Ces animaux sont alors chassés pour leur graisse et leurs populations chutent brutalement jusqu'à frôler l'extinction. Le début du 20ieme siècle voit les activités phoquières et baleinières s'intensifier à Kerguelen, avec entre autre l'installation d'un établissement permanent au fond du golfe du Morbihan, à Port Jeanne d'Arc. Les frères Bossière sont alors les concessionnaires de l'archipel pour 50 ans et autorisent les norvégiens à s'installer à Port Jeanne d'Arc pour y pratiquer leurs activités de chasse. C'est la première tentative de vie permanente sur Kerguelen qui continuera jusqu'en 1929 après une courte interruption lors de la première guerre mondiale.

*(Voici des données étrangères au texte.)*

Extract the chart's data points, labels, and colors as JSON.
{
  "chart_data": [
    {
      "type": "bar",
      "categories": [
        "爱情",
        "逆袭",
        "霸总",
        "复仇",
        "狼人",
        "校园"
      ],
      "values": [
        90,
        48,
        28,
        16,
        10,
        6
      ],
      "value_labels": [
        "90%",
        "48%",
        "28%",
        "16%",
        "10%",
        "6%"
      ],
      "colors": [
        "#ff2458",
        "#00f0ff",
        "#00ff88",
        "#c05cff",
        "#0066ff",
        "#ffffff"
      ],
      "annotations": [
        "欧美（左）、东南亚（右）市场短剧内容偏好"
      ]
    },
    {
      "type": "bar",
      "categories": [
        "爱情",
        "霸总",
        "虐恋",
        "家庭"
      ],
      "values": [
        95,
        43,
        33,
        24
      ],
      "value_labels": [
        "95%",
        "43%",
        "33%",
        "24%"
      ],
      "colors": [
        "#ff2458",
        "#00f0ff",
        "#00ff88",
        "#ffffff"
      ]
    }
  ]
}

A l'embouchure du havre du beau temps, face au bassin de la gazelle sur la presqu'île bouquet de la Grye, se trouve le site de la deuxième tentative d'installation humaine permanente à Kerguelen. Toujours sous l'impulsion des frères Bossière, un petit établissement d'élevage de mouton voit le jour à port Couvreux dans l'idée de faire de l'archipel un nouveau Falkland. En 1912, deux bergers s'installent et plus tard trois familles du Havre viennent s'installer (1927). L'aventure se solde par un nouvel échec et le rapatriement en catastrophe en 1931 des survivants.
Les tombes sur place témoignent de la dureté de la vie sur ces îles de la désolation. Kerguelen, tout comme Crozet, regorge également d'histoires de naufrages car ces mers et ces côtes sont pleines d'écueils pour les bateaux. Certains naufragés ont passé plus de deux ans sur ces terres avant d'être enfin récupérés !
L'archipel de Kerguelen abrite également une base française permanente, la base de Port aux Français. Construite à partir de 1951, 45 personnes y passèrent l'été et 18 personnes restèrent lors du premier hiver. Depuis des missions se succèdent tous les ans et de nombreux scientifiques y viennent pour y faire des recherches. En hiver la base accueille désormais une 50ene de personnes. C'est sur cette base que Romain à hiverné il y a 5 ans en qualité de biologiste marin. Il sera donc notre guide lors de notre séjour sur place. Nous essaierons d'explorer les côtes de l'archipel pour y retrouver les traces des phoquiers, des baleiniers ou des premiers navigateurs.
Nous irons à la découverte de port Jeanne d'Arc, de Port Couvreux et de la formidable géographie de ces îles en espérant qu'elles vous ferons rêver comme elles nous font rêver.
Position au 02/02/04, 41'49.059S, 32'18.698E
Bien amicalement,
toute l'équipe de Périple Terre-Adélie.